Video games have spectacular graphics, capable of
transporting you to incredibly detailed cities, heart-racing battlegrounds, magical
worlds, and breathtaking environments. While this may look like an old western train
station and locomotive from Red Dead Redemption 2, it’s actually composed of 2.1 million
vertices assembled into 3.5 million triangles with 976 colors and textures
assigned to the various surfaces, all with a virtual sun illuminating the scene below.
But perhaps the most impressive fact is that these vertices, textures, and lights are entirely
composed of ones and zeroes that’s continuously being processed inside your computer’s
graphics card or a video game console. So then, how does your computer take billions
of ones and zeroes and turn it into realistic 3D graphics? Well, let’s jump right in.
The video game graphics rendering pipeline has three key steps: Vertex Shading, Rasterization,
and Fragment Shading.
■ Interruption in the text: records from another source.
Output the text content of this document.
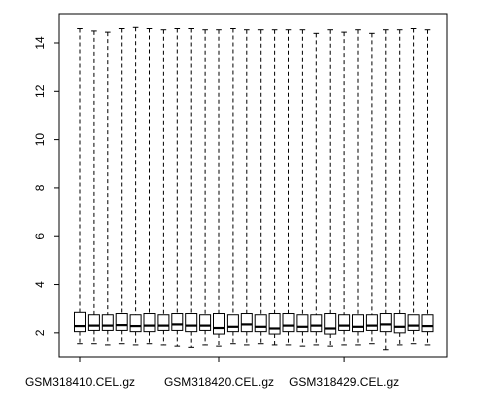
2
4
6
8
10
12
14
GSM318410.CEL.gz GSM318420.CEL.gz GSM318429.CEL.gz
While additional steps are used in many modern video games, these three core
steps have been used for decades in thousands of video games for both computers and consoles and
are still the backbone of the video game graphics algorithm for pretty much every game you play.
Let’s begin with the first step called vertex shading. The basic idea in this step is to
take all the objects’ geometries and meshes in a 3D space and use the field of view of the
camera to calculate where each object falls in a 2D window called the view screen, which
is the 2D image that’s sent to the display. In this train station scene, there are 1,100
different models and the camera’s field of view sections off what the player sees, reducing the
number of objects that need to be rendered to 600. Let’s focus on the locomotive as an example.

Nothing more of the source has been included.